Needless to say, considerable attention and acclaim have accrued to the leaders of the FC movement, but as the data and the harms have mounted, so has the criticism. Recent months have seen a marked shift in media coverage from the glowing reports of miracles that made almost no mention of objective evidence (e.g., PrimeTime Live) to stories about families for whom FC has been anything but a miracle. A documentary on the PBS investigative news program, Frontline, honed in on the implausibility and lack of empirical support for Biklen's initial claims, along with the emerging evidence from experimental evaluations showing overwhelmingly that most FC is facilitator communication.

The public position of Syracuse University officials appears to be that Professor Biklen's notions are simply provoking the furor and resistance that all radical new ideas encounter. Perhaps that is the case; time and objective data will tell. Time will most certainly be required for the legal system to do its part in determining the future of the FC movement. A number of cases involving "facilitated" sexual abuse allegations are in process at this writing. To my knowledge, there has been one conviction so far. Several individuals and families who have been cleared of false allegations have filed damage countersuits against the facilitators, school and program administrators, and social service agencies involved. On January 10, 1994 a civil suit was filed in federal District Court for the northern district of New York seeking $10 million in damages on behalf of a family who were among the first victims of FC allegations in the U.S. Among the ten defendants are Douglas Biklen and Syracuse University.

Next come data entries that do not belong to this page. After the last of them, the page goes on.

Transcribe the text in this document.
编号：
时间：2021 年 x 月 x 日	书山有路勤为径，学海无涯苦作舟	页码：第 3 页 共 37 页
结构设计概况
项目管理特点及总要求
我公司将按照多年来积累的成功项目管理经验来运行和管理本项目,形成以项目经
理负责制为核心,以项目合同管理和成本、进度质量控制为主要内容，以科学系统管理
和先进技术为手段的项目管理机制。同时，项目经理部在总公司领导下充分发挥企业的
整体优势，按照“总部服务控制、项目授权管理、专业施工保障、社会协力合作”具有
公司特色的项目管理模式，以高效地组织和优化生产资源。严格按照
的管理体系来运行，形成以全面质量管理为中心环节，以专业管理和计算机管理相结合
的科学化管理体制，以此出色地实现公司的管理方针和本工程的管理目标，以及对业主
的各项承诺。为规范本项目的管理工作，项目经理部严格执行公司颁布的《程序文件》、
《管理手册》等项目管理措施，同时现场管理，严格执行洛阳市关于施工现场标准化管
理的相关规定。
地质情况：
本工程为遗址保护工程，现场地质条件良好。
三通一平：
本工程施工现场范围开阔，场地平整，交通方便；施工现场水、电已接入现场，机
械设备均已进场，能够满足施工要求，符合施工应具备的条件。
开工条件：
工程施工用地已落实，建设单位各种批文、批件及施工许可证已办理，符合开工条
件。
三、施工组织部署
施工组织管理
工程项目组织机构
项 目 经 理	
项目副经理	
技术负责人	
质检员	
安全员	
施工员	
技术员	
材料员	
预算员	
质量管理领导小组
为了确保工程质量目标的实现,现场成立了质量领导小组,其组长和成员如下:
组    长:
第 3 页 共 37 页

Finally, if FC is not a mental miracle, is it sleight of hand? By this I do not mean there is intentional deceit on the part of the facilitators. Far from it. Most are genuine, honest, caring individuals who wish the best for their charges. Herein lies an explanation. The power of a belief system to direct thought and action is overwhelming. A full and complete explanation for the FC phenomenon is still forthcoming, but clearly there are parallels with the ideomotor responses that direct dowsing sticks and the Ouija board. As the facilitator gently directs the hand to begin typing, letters are formed into words and words into sentences. Just as with the Ouija board where elaborate thoughts seem to be generated out of thin air while both parties consciously try not to move the piece across the board, the facilitators do not appear to be conscious that it is them generating the communication. Even with the autistic child looking elsewhere, or not looking at all (eyes closed), the hand is still rapidly pecking out letters as if it were a miracle. Unfortunately there are no miracles in mental health. All of us wish FC were true, but the facts simply do not allow scientists and critical thinkers to replace knowledge with wish.


Biklen, D. (1990) Communication unbound: Autism and praxis. Harvard Educational Review, 60, 291-315.
Biklen, D. (1992). Autism orthodoxy versus free speech: A reply to Cummins and Prior. Harvard Educational Review, 62, 242-256.